The company has not issued any potential equity shares.
Mar 31, 2013
1 ACCOUNTING CONVENTION
The financial statements are prepared on accrual basis, under the
historical cost convention in accordance with the generally accepted
accounting principles in India, the Accounting Standards issued by the
Institute of Chartered Accountants of India and the requirements of the
Companies Act, 1956.
2 FIXED ASSETS
The fixed assets are valued at cost less accumulated depreciatiion.
Depreciation is provided on WDV method at the rates and manner
prescribed in the Companies Act, 1956. 3 DEPRECIATION:
3 DEPRECIATION
The company has provided depreciation on its assets on written down
value method basis as per the rates provided in Schedule XIV of the
Companies Act.
4 Other Accounting Policies
These are consistent with general accepted Accounting practice.
5 EARNINGS PER SHARE
The earnings per share is calculated by dividing the net profit /
(loss) for the year attributable to the equity shareholders by the
weighted average number of equity shares outstanding during the year.

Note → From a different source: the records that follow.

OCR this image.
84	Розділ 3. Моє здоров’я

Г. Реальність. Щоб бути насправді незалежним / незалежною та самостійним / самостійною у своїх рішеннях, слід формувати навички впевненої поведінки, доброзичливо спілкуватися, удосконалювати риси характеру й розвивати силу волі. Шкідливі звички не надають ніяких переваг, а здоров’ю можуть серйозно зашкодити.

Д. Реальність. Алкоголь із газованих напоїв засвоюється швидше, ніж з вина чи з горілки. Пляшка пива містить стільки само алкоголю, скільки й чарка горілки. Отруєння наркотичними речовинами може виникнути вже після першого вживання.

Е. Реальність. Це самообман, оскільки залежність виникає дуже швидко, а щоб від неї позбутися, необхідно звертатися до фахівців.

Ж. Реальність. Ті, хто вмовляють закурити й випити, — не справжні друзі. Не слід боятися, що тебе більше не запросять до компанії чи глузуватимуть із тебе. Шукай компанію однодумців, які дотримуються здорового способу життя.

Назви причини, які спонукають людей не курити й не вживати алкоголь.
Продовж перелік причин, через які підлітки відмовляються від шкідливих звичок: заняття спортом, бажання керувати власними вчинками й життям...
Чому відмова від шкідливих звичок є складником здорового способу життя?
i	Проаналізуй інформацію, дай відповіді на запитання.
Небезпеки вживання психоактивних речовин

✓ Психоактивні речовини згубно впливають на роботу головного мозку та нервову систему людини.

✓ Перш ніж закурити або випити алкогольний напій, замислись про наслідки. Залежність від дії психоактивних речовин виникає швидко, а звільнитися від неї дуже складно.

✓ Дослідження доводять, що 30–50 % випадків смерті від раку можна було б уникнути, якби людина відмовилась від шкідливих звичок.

The company has not issued any potential equity shares.
6 CONTINGENT LIABILITIES
As stated by the directors, company does not have any contingent
liabilities in the contract Execution/Completion.
Mar 31, 2011
A) Accounting Convention
The financial statements are prepared on accrual basis, under the
historical cost convention, in accordance with the generally accepted
accounting principles in India, the Accounting Standards issued by the
Institute of Chartered Accountants of India and the requirements of the
Companies Act, 1956.
b) Fixed Assets
Fixed assets are carried at cost of acquisition less accumulated
depreciation.
c) Depreciation
The Company has provided depreciation on its assets on written down
value method basis as per the rates provided in Schedule XIV of the
Companies Act.
d) Other Accounting Policies
These are consistent with general accepted Accounting practice.
Mar 31, 2010
A) Accounting Convention
The financial statements are prepared on accrual basis, under the
historical cost convention, in accordance with the generally accepted
accounting principles in India, the Accounting Standards issued by the
Institute of Chartered Accountants of India and the requirements of the
Companies Act, 1956.
b) Fixed Assets
Fixed assets are carried at cost of acquisition less accumulated
depreciation.
c) Depreciation
The Company has provided depreciation on its assets on written down
value method basis as per the rates provided in Schedule XIV of the
Companies Act.
d) Other Accounting Policies
These are consistent with general accepted Accounting practice.